By JoshMogerman in News on Feb 2, 2013 10:00PM

2013_02_02_DesPlainesRiverShrimp.jpg
Mississippi Grass Shrimp [USGS

Despite being thousands of miles from any ocean, you used to be able to pop into little riverside shacks all over Chicagoland for fresh fried shrimp. Seemingly more geographically appropriate critters like smelt, chubs and frog legs were available in the same paper bags with cocktail sauce sides---but it was the shrimp that Chicagoans gobbled up by the greasy pound. The shacks stubbornly clung to the banks of the Chicago and Calumet Rivers for decades after Chicago’s commercial fishing fleet disappeared. And a couple of vestigial shacks remain: Lawrence Fisheries on Canal (along the South Branch of the Chicago River) and the James Beard Award-winning Calumet Fisheries (next to the 95th Street Bridge in the shadow of the Skyway) are now celebrated institutions that continue to smoke and fry shrimp as they have done for decades.

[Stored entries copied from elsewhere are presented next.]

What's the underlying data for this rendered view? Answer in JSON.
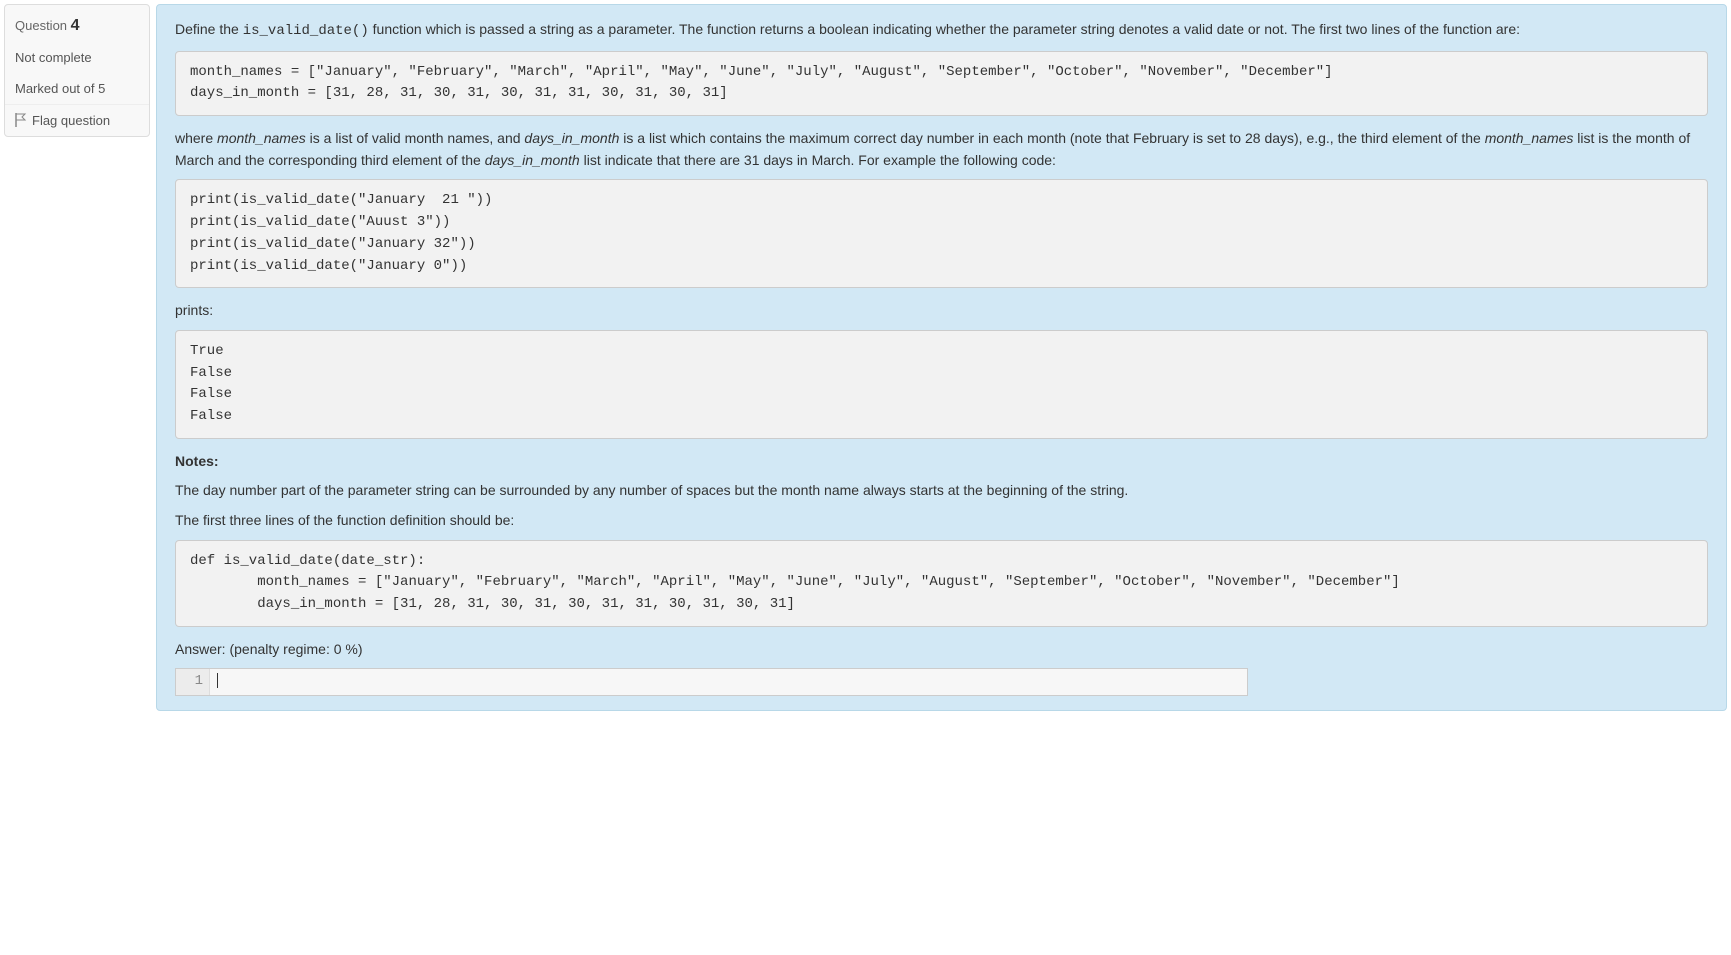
{
  "sidebar": {
    "question_label": "Question",
    "question_number": "4",
    "status": "Not complete",
    "marks": "Marked out of 5",
    "flag_label": "Flag question"
  },
  "content": {
    "intro_part1": "Define the ",
    "intro_code": "is_valid_date()",
    "intro_part2": " function which is passed a string as a parameter. The function returns a boolean indicating whether the parameter string denotes a valid date or not.  The first two lines of the function are:",
    "code1": "month_names = [\"January\", \"February\", \"March\", \"April\", \"May\", \"June\", \"July\", \"August\", \"September\", \"October\", \"November\", \"December\"]\ndays_in_month = [31, 28, 31, 30, 31, 30, 31, 31, 30, 31, 30, 31]",
    "para2_a": "where ",
    "para2_var1": "month_names",
    "para2_b": " is a list of valid month names, and ",
    "para2_var2": "days_in_month",
    "para2_c": " is a list which contains the maximum correct day number in each month (note that February is set to 28 days), e.g., the third element of the ",
    "para2_var3": "month_names",
    "para2_d": " list is the month of March and the corresponding third element of the ",
    "para2_var4": "days_in_month",
    "para2_e": " list indicate that there are 31 days in March.  For example the following code:",
    "code2": "print(is_valid_date(\"January  21 \"))\nprint(is_valid_date(\"Auust 3\"))\nprint(is_valid_date(\"January 32\"))\nprint(is_valid_date(\"January 0\"))",
    "prints_label": "prints:",
    "code3": "True\nFalse\nFalse\nFalse",
    "notes_head": "Notes:",
    "note1": "The day number part of the parameter string can be surrounded by any number of spaces but the month name always starts at the beginning of the string.",
    "note2": "The first three lines of the function definition should be:",
    "code4": "def is_valid_date(date_str):\n        month_names = [\"January\", \"February\", \"March\", \"April\", \"May\", \"June\", \"July\", \"August\", \"September\", \"October\", \"November\", \"December\"]\n        days_in_month = [31, 28, 31, 30, 31, 30, 31, 31, 30, 31, 30, 31]",
    "answer_label": "Answer:  (penalty regime: 0 %)",
    "editor_line_number": "1"
  }
}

While no restaurants are serving up anything plucked out of the Chicago or Calumet Rivers these days, the shacks used to get fish straight out of the Lake delivered to their waterway docks daily. Those boats did not have shrimp in their nets (they came from the Gulf and other regions), but now there are some freshwater crustaceans in the area.

This week the Lake County Forest Preserve District announced that their staffers had caught transparent Mississippi grass shrimp in the Des Plaines River (which connects with the Chicago River system via the Chicago Sanitary and Ship Canal in the southeastern suburbs) last summer. It took more than a year to confirm the shrimp species because biologists have never seen them in northeastern Illinois before. An Illinois Natural History biologist tells Lake Forest Patch:

Palaemonetes kadiakensis almost always is associated with, and is most abundant in, living aquatic vegetation. Its reduction in distribution and abundance in Illinois is probably attributable to increased turbidity and sedimentation and the resultant loss of vegetation.”
Translation: the Des Plaines is getting cleaner. That’s great news, but don’t expect this find to revitalize Chicago’s shrimp shack culture…the Lake County critters are only about an inch long. Too bad, cuz we love us some Calumet Fisheries!